O Marquês e a Sapucaí
Um dos mentores da revolução francesa era um nobre que marcou nossa história, Marquês de Sade. No período de debate e rumos do movimento os revolucionários reuniam-se numa região de Paris chamada "Palais Royal". Tratava-se de um prostíbulo a céu aberto, que tivera sido criado bem antes por outro nobre, Felipe D'Orleans — um dissoluto inveterado.
Foi nesse ambiente que a revolução que tanto se louva foi gestada, era lá que surgiam os panfletos, era lá que o Marquês de Sade disseminava suas ideias não propriamente ligadas ao que pensamos hoje quando nos referimos à igualdade, liberdade e fraternidade (lemas da Revolução de 1789).

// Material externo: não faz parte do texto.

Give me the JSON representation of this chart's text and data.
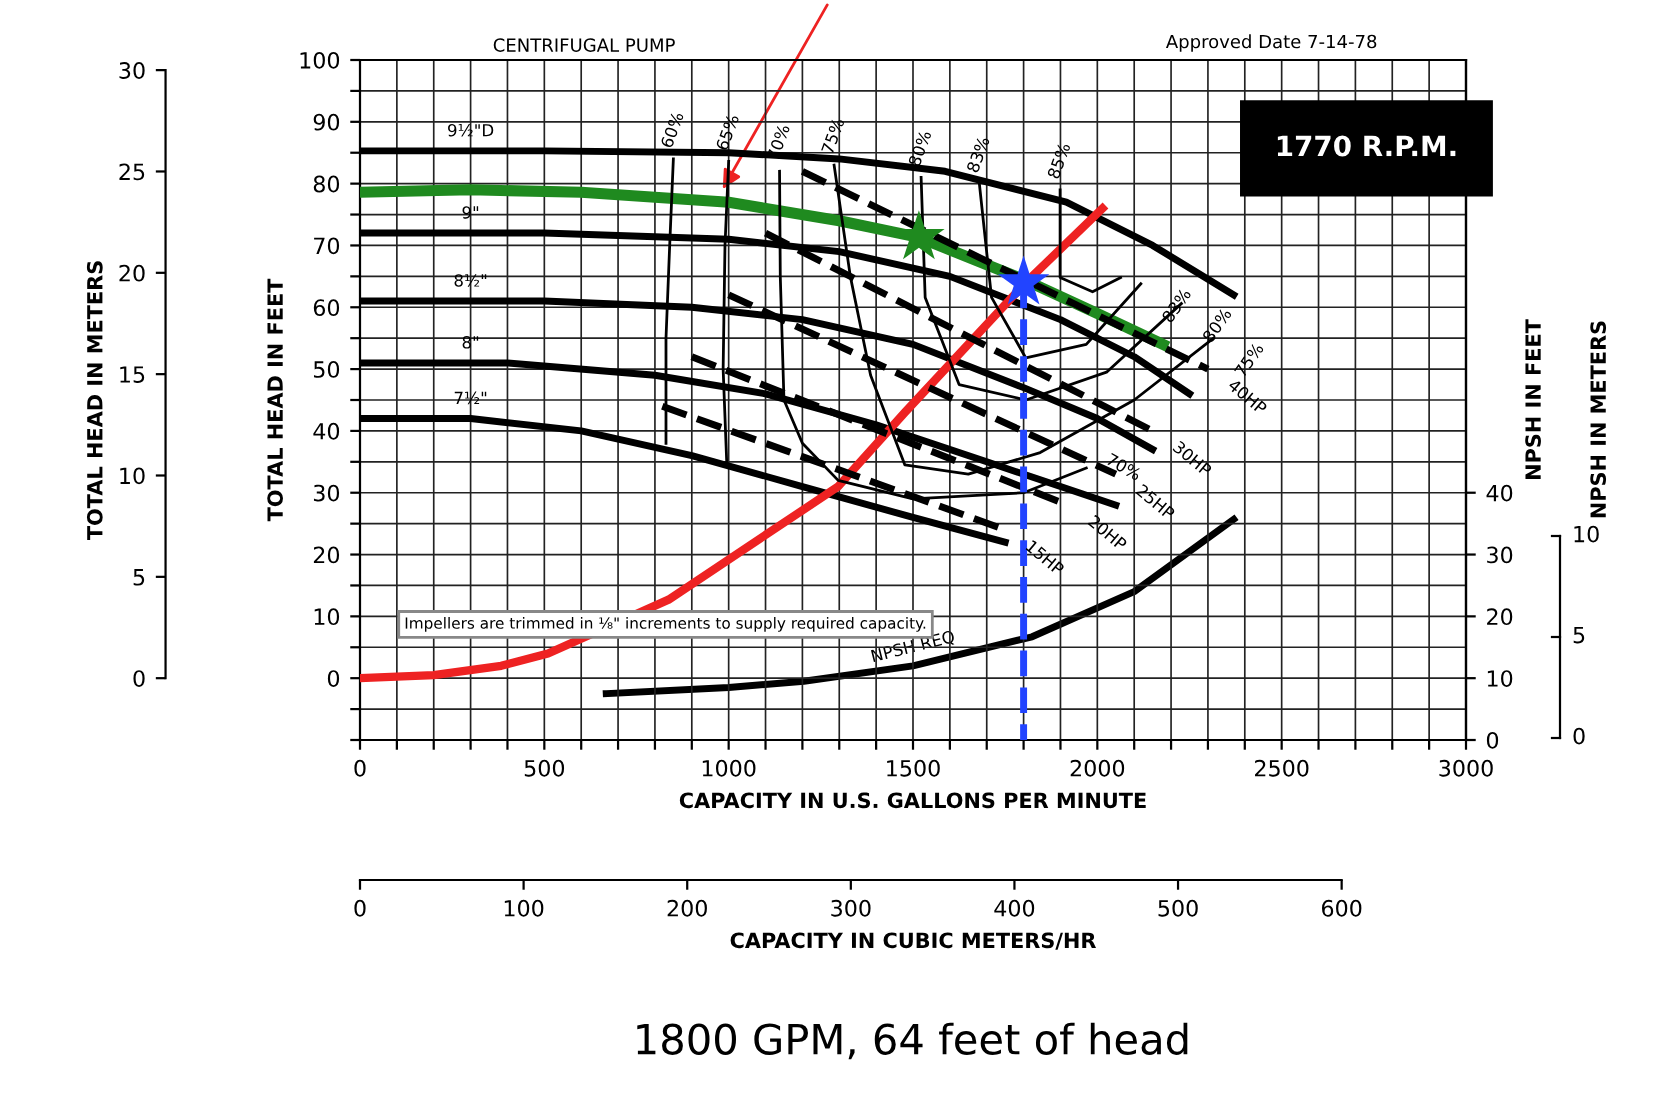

Sade, em síntese, era um apologista do estupro, do incesto e da total ausência de limites à vida instintiva. Toda forma de repressão sexual, para Sade, era uma forma de opressão que deveria ser superada. Não por acaso, com a Queda da Bastilha, e antes da decaptação, freiras e nobres passavam por violação das mais inomeáveis formas, do estupro à empalação.

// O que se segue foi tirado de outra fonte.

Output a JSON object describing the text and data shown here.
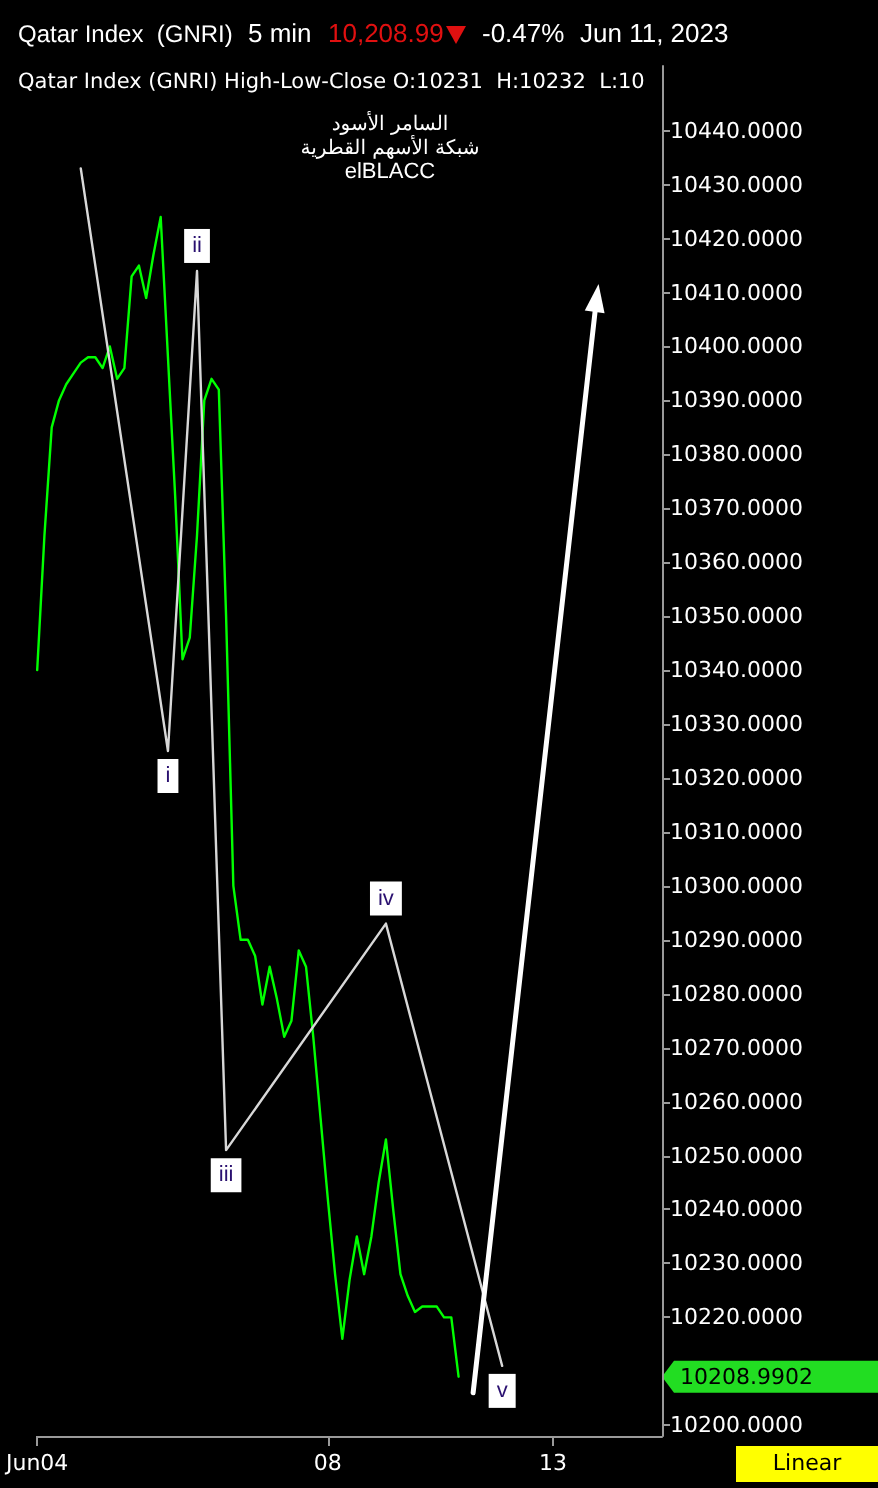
{
  "chart_data": {
    "type": "line",
    "title": "Qatar Index  (GNRI)",
    "subtitle": "Qatar Index (GNRI) High-Low-Close O:10231  H:10232  L:10",
    "annotations": [
      "5 min",
      "10,208.99",
      "-0.47%",
      "Jun 11, 2023",
      "السامر الأسود",
      "شبكة الأسهم القطرية",
      "elBLACC",
      "Linear",
      "10208.9902"
    ],
    "categories": [
      "Jun04",
      null,
      null,
      null,
      null,
      null,
      null,
      null,
      null,
      null,
      null,
      null,
      null,
      null,
      null,
      null,
      null,
      null,
      null,
      null,
      null,
      null,
      null,
      null,
      null,
      null,
      null,
      null,
      null,
      null,
      null,
      null,
      null,
      null,
      null,
      null,
      null,
      null,
      null,
      null,
      "08",
      null,
      null,
      null,
      null,
      null,
      null,
      null,
      null,
      null,
      null,
      null,
      null,
      null,
      null,
      null,
      null,
      null,
      null,
      null,
      null,
      null,
      null,
      null,
      null,
      null,
      null,
      null,
      null,
      null,
      null,
      "13",
      null,
      null,
      null,
      null,
      null,
      null,
      null,
      null,
      null,
      null,
      null,
      null,
      null,
      null,
      null
    ],
    "ylim": [
      10198,
      10452
    ],
    "yticks": [
      {
        "value": 10200,
        "label": "10200.0000"
      },
      {
        "value": 10220,
        "label": "10220.0000"
      },
      {
        "value": 10230,
        "label": "10230.0000"
      },
      {
        "value": 10240,
        "label": "10240.0000"
      },
      {
        "value": 10250,
        "label": "10250.0000"
      },
      {
        "value": 10260,
        "label": "10260.0000"
      },
      {
        "value": 10270,
        "label": "10270.0000"
      },
      {
        "value": 10280,
        "label": "10280.0000"
      },
      {
        "value": 10290,
        "label": "10290.0000"
      },
      {
        "value": 10300,
        "label": "10300.0000"
      },
      {
        "value": 10310,
        "label": "10310.0000"
      },
      {
        "value": 10320,
        "label": "10320.0000"
      },
      {
        "value": 10330,
        "label": "10330.0000"
      },
      {
        "value": 10340,
        "label": "10340.0000"
      },
      {
        "value": 10350,
        "label": "10350.0000"
      },
      {
        "value": 10360,
        "label": "10360.0000"
      },
      {
        "value": 10370,
        "label": "10370.0000"
      },
      {
        "value": 10380,
        "label": "10380.0000"
      },
      {
        "value": 10390,
        "label": "10390.0000"
      },
      {
        "value": 10400,
        "label": "10400.0000"
      },
      {
        "value": 10410,
        "label": "10410.0000"
      },
      {
        "value": 10420,
        "label": "10420.0000"
      },
      {
        "value": 10430,
        "label": "10430.0000"
      },
      {
        "value": 10440,
        "label": "10440.0000"
      }
    ],
    "marker": "none",
    "series": [
      {
        "color": "#00ff00",
        "values": [
          10340,
          10365,
          10385,
          10390,
          10393,
          10395,
          10397,
          10398,
          10398,
          10396,
          10400,
          10394,
          10396,
          10413,
          10415,
          10409,
          10417,
          10424,
          10398,
          10372,
          10342,
          10346,
          10365,
          10390,
          10394,
          10392,
          10350,
          10300,
          10290,
          10290,
          10287,
          10278,
          10285,
          10279,
          10272,
          10275,
          10288,
          10285,
          10272,
          10257,
          10242,
          10228,
          10216,
          10227,
          10235,
          10228,
          10235,
          10245,
          10253,
          10240,
          10228,
          10224,
          10221,
          10222,
          10222,
          10222,
          10220,
          10220,
          10209,
          null,
          null,
          null,
          null,
          null,
          null,
          null,
          null,
          null,
          null,
          null,
          null,
          null,
          null,
          null,
          null,
          null,
          null,
          null,
          null,
          null,
          null,
          null,
          null,
          null,
          null,
          null,
          null
        ]
      },
      {
        "color": "#d8d8d8",
        "values": [
          null,
          null,
          null,
          null,
          null,
          null,
          10433,
          null,
          null,
          null,
          null,
          null,
          null,
          null,
          null,
          null,
          null,
          null,
          10325,
          null,
          null,
          null,
          10414,
          null,
          null,
          null,
          10251,
          null,
          null,
          null,
          null,
          null,
          null,
          null,
          null,
          null,
          null,
          null,
          null,
          null,
          null,
          null,
          null,
          null,
          null,
          null,
          null,
          null,
          10293,
          null,
          null,
          null,
          null,
          null,
          null,
          null,
          null,
          null,
          null,
          null,
          null,
          null,
          null,
          null,
          10211,
          null,
          null,
          null,
          null,
          null,
          null,
          null,
          null,
          null,
          null,
          null,
          null,
          null,
          null,
          null,
          null,
          null,
          null,
          null,
          null,
          null,
          null
        ],
        "value_labels": [
          null,
          null,
          null,
          null,
          null,
          null,
          null,
          null,
          null,
          null,
          null,
          null,
          null,
          null,
          null,
          null,
          null,
          null,
          "i",
          null,
          null,
          null,
          "ii",
          null,
          null,
          null,
          "iii",
          null,
          null,
          null,
          null,
          null,
          null,
          null,
          null,
          null,
          null,
          null,
          null,
          null,
          null,
          null,
          null,
          null,
          null,
          null,
          null,
          null,
          "iv",
          null,
          null,
          null,
          null,
          null,
          null,
          null,
          null,
          null,
          null,
          null,
          null,
          null,
          null,
          null,
          "v",
          null,
          null,
          null,
          null,
          null,
          null,
          null,
          null,
          null,
          null,
          null,
          null,
          null,
          null,
          null,
          null,
          null,
          null,
          null,
          null,
          null,
          null
        ]
      },
      {
        "color": "#ffffff",
        "marker": "triangle",
        "values": [
          null,
          null,
          null,
          null,
          null,
          null,
          null,
          null,
          null,
          null,
          null,
          null,
          null,
          null,
          null,
          null,
          null,
          null,
          null,
          null,
          null,
          null,
          null,
          null,
          null,
          null,
          null,
          null,
          null,
          null,
          null,
          null,
          null,
          null,
          null,
          null,
          null,
          null,
          null,
          null,
          null,
          null,
          null,
          null,
          null,
          null,
          null,
          null,
          null,
          null,
          null,
          null,
          null,
          null,
          null,
          null,
          null,
          null,
          null,
          null,
          10206,
          null,
          null,
          null,
          null,
          null,
          null,
          null,
          null,
          null,
          null,
          null,
          null,
          null,
          null,
          null,
          null,
          10409,
          null,
          null,
          null,
          null,
          null,
          null,
          null,
          null,
          null
        ]
      }
    ]
  }
}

Sade tinha um princípio filosófico por trás dos horrores que praticava: --- o prazer que alguém pode me oferecer é meu. O que me faz bem é direito inalienável. Logo, pertence à minha natureza ter aquele prazer que, em regra, pertence a mim ainda que estando ou a depender do outro. Não se trata, dessa forma, de violar ninguém mas de tomar aquilo que é meu; de restaurar um direito de bem-estar. Outro princípio de Sade era o experencialismo, que é mais ou menos o seguinte: “você só pode dizer se algo é bom ou ruim se experimentar”. Com isso, ele pregava que os tabus do incesto eram formas profundas de prazer (negadas pela Igreja opressora) que deveriam ser experimentadas, pois presentes em nossa natureza instintual (comuns na vida animal). Eram frequentes na Palais Royal de Sade esse tipo de “experimento”.

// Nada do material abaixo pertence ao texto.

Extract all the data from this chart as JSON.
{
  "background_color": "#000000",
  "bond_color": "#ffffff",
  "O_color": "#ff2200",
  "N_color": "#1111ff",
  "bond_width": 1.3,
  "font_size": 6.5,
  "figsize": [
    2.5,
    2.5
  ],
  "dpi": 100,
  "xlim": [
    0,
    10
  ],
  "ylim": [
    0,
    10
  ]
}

Em outras palavras, o outro --- como símbolo a ser revelado e respeitado na sua vontade humana --- é dividido, estilhaçado, pela vontade de domínio do mais forte que reifica pessoas em função da sua experiência de prazer; da sua entre aspas felicidade.
É preciso fazer, portanto, muito esforço para não perceber os dois princípios de Sade operando em nossa cultura hoje. Prazer sinestésico (sobretudo o sexual) como direito fundamental. E experiência como pressuposto para o julgamento racional. Existe, assim, na lógica do estupro um reconhecimento tácito desse prazer como direito e condição existencial. Associado a tal a experiência, única mediadora do juízo.
Desse modo, as velhas noções de flerte, paquera e coorte dão lugar a pura violência do ataque e do saque sexual, que são elementos do comportamento, dirá Sade, autônomo.
Concluir, dessa forma, que uma mulher pode ser violada em sua liberdade sexual passa pela interpretação di-abólica --- aquela que quebra o símbolo-Outro --- de que somos a medida de todas as coisas; de que nossa vontade de domínio não tem fronteiras exceto a força que lhe opera resistência. Que somos, em nossas relações de prazer, deuses em nós mesmos e para àqueles mais fracos diante de nós.
Nesse contexto, a sociedade se torna uma arena de sangue onde a vontade de domínio impera sobre padrões éticos e o respeito a humanidade do outro.
A sociedade, em última instância, é o palco da luta sangrenta pelo prazer --- disfarçado em alegria festiva. E, vale perguntar, não é esse o mote das festas onde "ninguém é de ninguém"?